Long Beach officials are resigned to never getting back millions of dollars that were supposed to go toward fixing up the Queen Mary.

As of last week, the city has essentially bowed out of the ongoing bankruptcy case of Los Angeles-based real estate firm Urban Commons, which took over the ship’s lease in 2016 and left a wake of unmet promises and financial disasters.

The city remains on a list of creditors and is seeking a mere $200,000, “but we don’t really expect to receive anything,” Deputy City Attorney Rich Anthony said Wednesday.

Long Beach was left in control of the historic ocean liner in 2021 but was still suing Urban Commons to try to determine whether the company defrauded the city of any of the $23 million in bonds issued to cover critical repairs on the ship—some of which never got done.

“We were trying to find out if Urban Commons … took the money and pocketed it,” Anthony said. “We didn’t find evidence of that.”

Through the legal proceedings, the city was able to subpoena accounting ledgers and other financial documents to help trace the bond money.

That information showed most of the money the city paid out indeed matched Urban Commons’ invoices for work it subcontracted, but that doesn’t necessarily absolve the company or its principals of wrongdoing, City Attorney Dawn McIntosh wrote in a Tuesday memo to the City Council.

The city’s review of financial documents and the fact that very little money is available to pay the company’s creditors led city officials to cut their losses.

The bankruptcy trustee has agreed to dismiss Long Beach’s legal action, other than the claim for $200,000; the city also took control of an agreement to license the Queen Mary’s name and likeness that had been part of its lease with Urban Commons, Anthony said, but he doesn’t expect “any significant revenue streams” as a result.

It’s still not completely clear, and may never be, exactly how the $23 million Urban Commons said in 2016 that it needed to repair the ship evaporated while still leaving the city with another estimated $22 million in work that was supposed to be covered by the initial bonds.

Anthony said it’s possible Urban Commons underestimated the amount of work needed or did a bad job finding appropriately low bids on the work. City Auditor Laura Doud, who raised red flags about the firm in 2019, said Wednesday that inflation—between a 2015 marine survey of the ship’s needs and several years later when the projects were bid—could have played a role.

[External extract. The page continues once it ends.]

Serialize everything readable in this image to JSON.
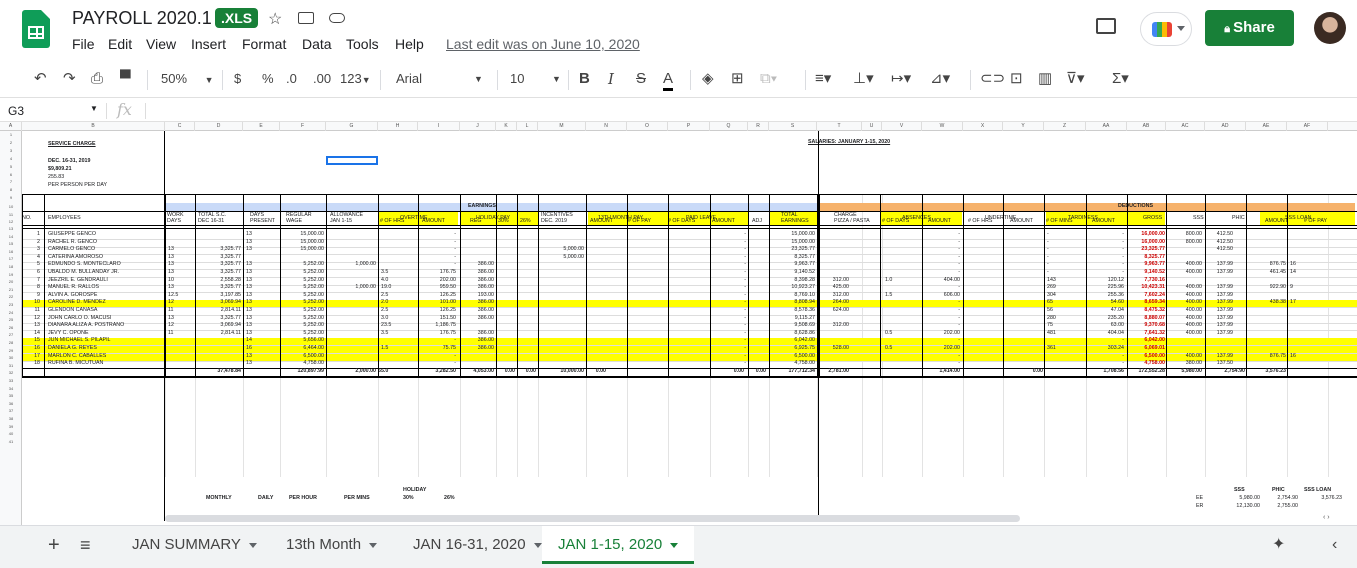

But another factor, which Doud detailed in a 2021 audit, was undoubtedly what she called “excessive markups” and management fees for Urban Commons that caused costs for some of the ship repairs to balloon.

Her audit found that some invoices included markups of up to 40% on materials for the job, and that Urban Commons charged more than $1 million in management fees that weren’t included in its lease agreement with the city.

Out of a list of 27 apparently critical maintenance projects, only seven were completed and nine had not even begun when Urban Commons’ financial troubles became apparent.

Doud said she wasn’t involved in the bankruptcy proceedings or the decision to bow out.

“We know that the city did pay more than necessary for some of the projects,” she said. “I’m still uncomfortable with the fact that the city did not receive work that we were promised, that we paid for.”